The present figure is therefore among the finest examples of a small series of early Chinese Buddhist bronzes that incorporate the new iconography borrowed from votive images in India executed in the Gandharan and Guptan style. Among the largest and most impressive of these figures is the famous Buddha from the Avery Brundage collection, illustrated in The Asian Art Museum of San Francisco. Selected Works, San Francisco, 1994, p. 91. This large figure, which measures 39.5 cm high, bears a fragmentary inscription dated 338. This was during the Jianwu reign of Emperor Shi Hu of the later Zhao dynasty, which only briefly controlled a large portion of north China from 329-350, and which was of a non-Chinese tribe, the Jie from the northern Steppes. Unlike the more languid and staple political structure of south China, which bred a version of Buddhism more favoured towards political discourse, the numerous political upheavals and rapidly changing social structure in northern China nurtured fervent religiosity and an adherence to source Indian texts, a desire to return to fundamental principles both in doctrine and in iconography; hence the rapid absorption of Indian sculptural models, as expressed on the present sculpture in the geometricised drapery inspired by Guptan figures, and in the squared features with large eyes and wavy hair, which hint at Central Asian facial proportions.

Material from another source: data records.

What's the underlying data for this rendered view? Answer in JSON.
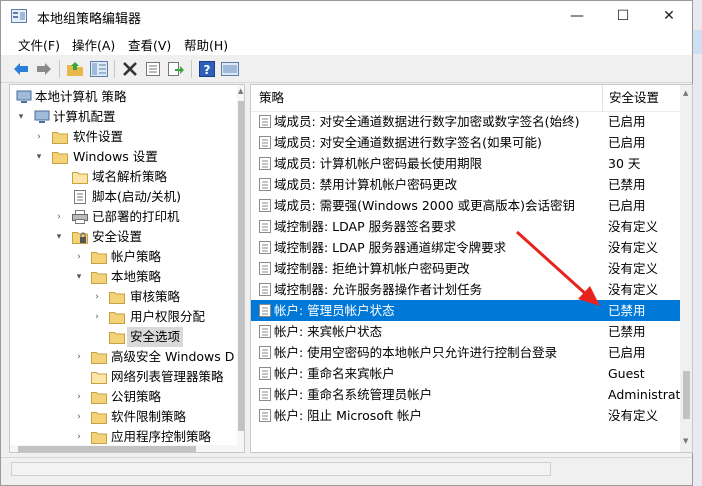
{
  "window": {
    "title": "本地组策略编辑器",
    "minimize_glyph": "—",
    "maximize_glyph": "☐",
    "close_glyph": "✕"
  },
  "menu": [
    "文件(F)",
    "操作(A)",
    "查看(V)",
    "帮助(H)"
  ],
  "toolbar_icons": [
    "back-icon",
    "forward-icon",
    "up-folder-icon",
    "show-tree-icon",
    "delete-icon",
    "properties-icon",
    "export-icon",
    "help-icon",
    "console-icon"
  ],
  "tree": [
    {
      "label": "本地计算机 策略",
      "arrow": "",
      "icon": "computer"
    },
    {
      "label": "计算机配置",
      "arrow": "▾",
      "icon": "computer"
    },
    {
      "label": "软件设置",
      "arrow": "›",
      "icon": "folder"
    },
    {
      "label": "Windows 设置",
      "arrow": "▾",
      "icon": "folder"
    },
    {
      "label": "域名解析策略",
      "arrow": "",
      "icon": "folder"
    },
    {
      "label": "脚本(启动/关机)",
      "arrow": "",
      "icon": "script"
    },
    {
      "label": "已部署的打印机",
      "arrow": "›",
      "icon": "printer"
    },
    {
      "label": "安全设置",
      "arrow": "▾",
      "icon": "shield"
    },
    {
      "label": "帐户策略",
      "arrow": "›",
      "icon": "folder"
    },
    {
      "label": "本地策略",
      "arrow": "▾",
      "icon": "folder"
    },
    {
      "label": "审核策略",
      "arrow": "›",
      "icon": "folder"
    },
    {
      "label": "用户权限分配",
      "arrow": "›",
      "icon": "folder"
    },
    {
      "label": "安全选项",
      "arrow": "",
      "icon": "folder",
      "selected": true
    },
    {
      "label": "高级安全 Windows D",
      "arrow": "›",
      "icon": "folder"
    },
    {
      "label": "网络列表管理器策略",
      "arrow": "",
      "icon": "folder"
    },
    {
      "label": "公钥策略",
      "arrow": "›",
      "icon": "folder"
    },
    {
      "label": "软件限制策略",
      "arrow": "›",
      "icon": "folder"
    },
    {
      "label": "应用程序控制策略",
      "arrow": "›",
      "icon": "folder"
    }
  ],
  "policy_header": {
    "col_policy": "策略",
    "col_setting": "安全设置"
  },
  "policies": [
    {
      "name": "域成员: 对安全通道数据进行数字加密或数字签名(始终)",
      "value": "已启用"
    },
    {
      "name": "域成员: 对安全通道数据进行数字签名(如果可能)",
      "value": "已启用"
    },
    {
      "name": "域成员: 计算机帐户密码最长使用期限",
      "value": "30 天"
    },
    {
      "name": "域成员: 禁用计算机帐户密码更改",
      "value": "已禁用"
    },
    {
      "name": "域成员: 需要强(Windows 2000 或更高版本)会话密钥",
      "value": "已启用"
    },
    {
      "name": "域控制器: LDAP 服务器签名要求",
      "value": "没有定义"
    },
    {
      "name": "域控制器: LDAP 服务器通道绑定令牌要求",
      "value": "没有定义"
    },
    {
      "name": "域控制器: 拒绝计算机帐户密码更改",
      "value": "没有定义"
    },
    {
      "name": "域控制器: 允许服务器操作者计划任务",
      "value": "没有定义"
    },
    {
      "name": "帐户: 管理员帐户状态",
      "value": "已禁用",
      "selected": true
    },
    {
      "name": "帐户: 来宾帐户状态",
      "value": "已禁用"
    },
    {
      "name": "帐户: 使用空密码的本地帐户只允许进行控制台登录",
      "value": "已启用"
    },
    {
      "name": "帐户: 重命名来宾帐户",
      "value": "Guest"
    },
    {
      "name": "帐户: 重命名系统管理员帐户",
      "value": "Administrat"
    },
    {
      "name": "帐户: 阻止 Microsoft 帐户",
      "value": "没有定义"
    }
  ],
  "colors": {
    "selection": "#0078d7",
    "annotation_arrow": "#e8231e"
  }
}
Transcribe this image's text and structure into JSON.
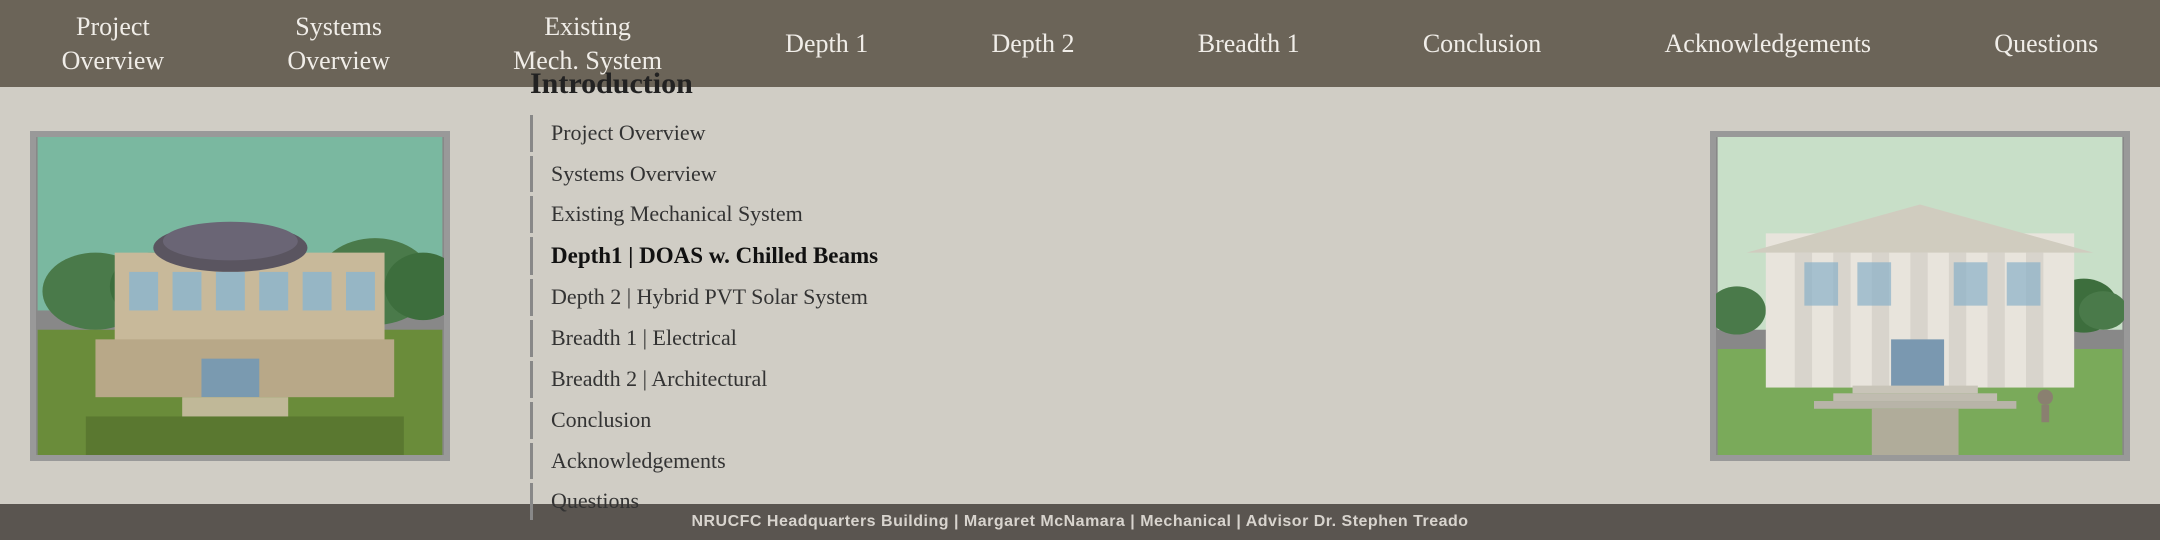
{
  "nav": {
    "items": [
      {
        "label": "Project\nOverview",
        "id": "project-overview"
      },
      {
        "label": "Systems\nOverview",
        "id": "systems-overview"
      },
      {
        "label": "Existing\nMech. System",
        "id": "existing-mech"
      },
      {
        "label": "Depth 1",
        "id": "depth1"
      },
      {
        "label": "Depth 2",
        "id": "depth2"
      },
      {
        "label": "Breadth 1",
        "id": "breadth1"
      },
      {
        "label": "Conclusion",
        "id": "conclusion"
      },
      {
        "label": "Acknowledgements",
        "id": "acknowledgements"
      },
      {
        "label": "Questions",
        "id": "questions"
      }
    ]
  },
  "main": {
    "intro_title": "Introduction",
    "toc_items": [
      {
        "text": "Project Overview",
        "bold": false
      },
      {
        "text": "Systems Overview",
        "bold": false
      },
      {
        "text": "Existing Mechanical System",
        "bold": false
      },
      {
        "text": "Depth1 | DOAS w. Chilled Beams",
        "bold": true
      },
      {
        "text": "Depth 2 | Hybrid PVT Solar System",
        "bold": false
      },
      {
        "text": "Breadth 1 | Electrical",
        "bold": false
      },
      {
        "text": "Breadth 2 | Architectural",
        "bold": false
      },
      {
        "text": "Conclusion",
        "bold": false
      },
      {
        "text": "Acknowledgements",
        "bold": false
      },
      {
        "text": "Questions",
        "bold": false
      }
    ]
  },
  "footer": {
    "text": "NRUCFC Headquarters Building | Margaret McNamara | Mechanical | Advisor Dr. Stephen Treado"
  }
}
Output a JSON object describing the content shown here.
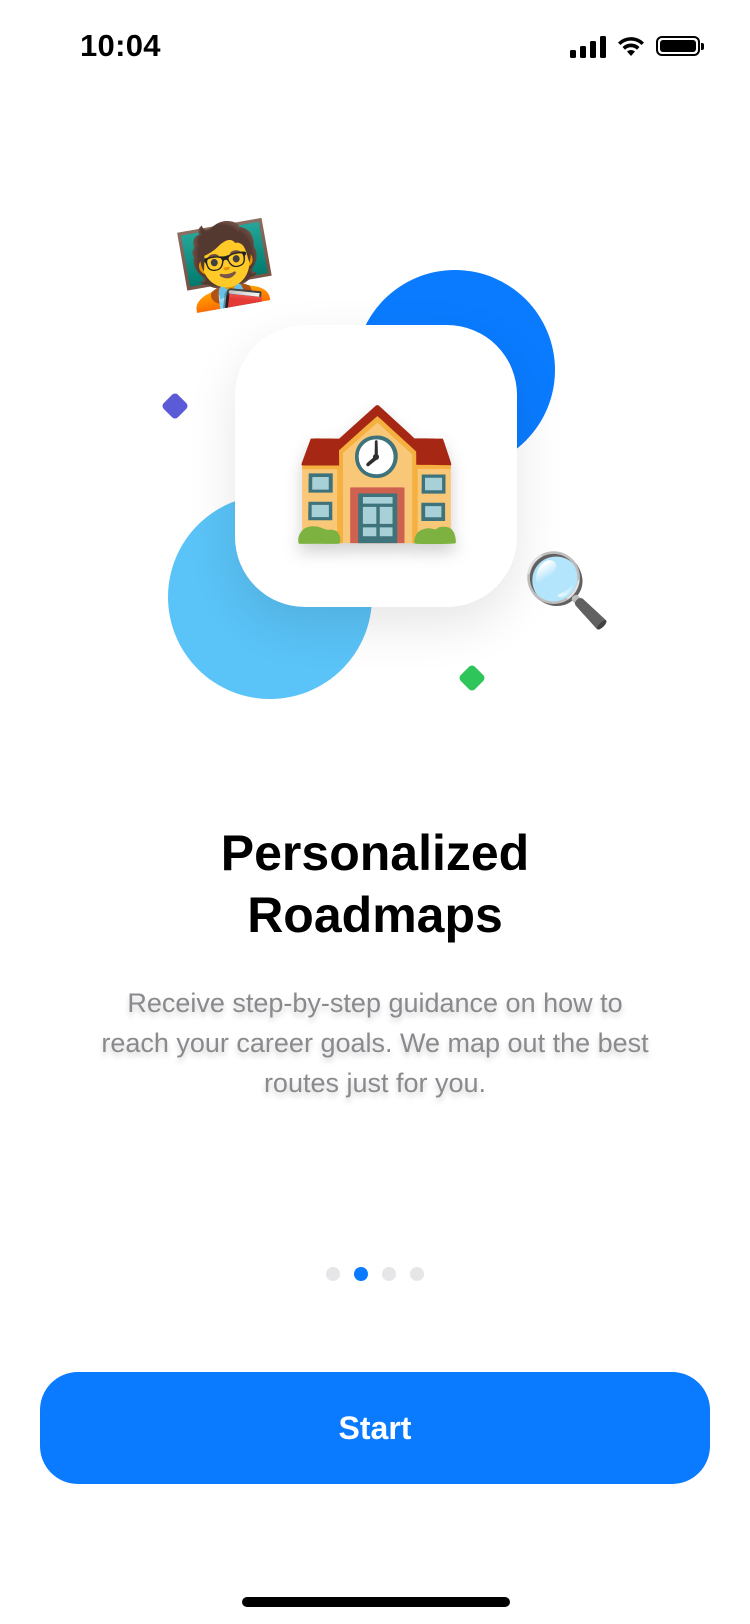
{
  "status_bar": {
    "time": "10:04",
    "icons": [
      "signal-icon",
      "wifi-icon",
      "battery-icon"
    ]
  },
  "illustration": {
    "center_icon": "🏫",
    "top_left_icon": "🧑‍🏫",
    "bottom_right_icon": "🔍",
    "colors": {
      "blue_circle": "#0A7BFF",
      "light_blue_circle": "#5AC3F7",
      "purple_diamond": "#5B5BD8",
      "green_diamond": "#2EC65A"
    }
  },
  "onboarding": {
    "title": "Personalized\nRoadmaps",
    "description": "Receive step-by-step guidance on how to reach your career goals. We map out the best routes just for you."
  },
  "pagination": {
    "total": 4,
    "active_index": 1,
    "active_color": "#0A7BFF",
    "inactive_color": "#E6E6E9"
  },
  "actions": {
    "start_label": "Start",
    "accent_color": "#0A7BFF"
  }
}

The current sculpture, however, is much more closely related to the famous image originally acquired from Yamanaka by Grenville Winthrop, and now in the Arthur M. Sackler Museum, Harvard University, Cambridge, object no. 1943.53.80. Both figures are deeply influenced by Gandharan sculpture, with similar treatment of the facial features, moustache, hair and robes. The iconography of both seated figures is almost identical, only differing in that the base of the Harvard example is flanked by lions and donors, whereas the current example is decorated with leaves. The Harvard example is illustrated and discussed by the scholar collector Leopold Swergold in Thoughts on Chinese Buddhist Gilt Bronzes (n.p., 2014), p. 16, ill. p. 17, where he notes that experts from Harvard University Museum believe it to predate the Brundage Buddha.
For other 4th/early 5th century gilt-bronze figures of Shakyamuni sold at auction, see one from the collection of Muneichi Nitta, sold in our New York rooms, 21st September, 2006, lot 111; and another from the Sakamoto Goro collection, sold in these rooms, 5th October 2016, lot 3201.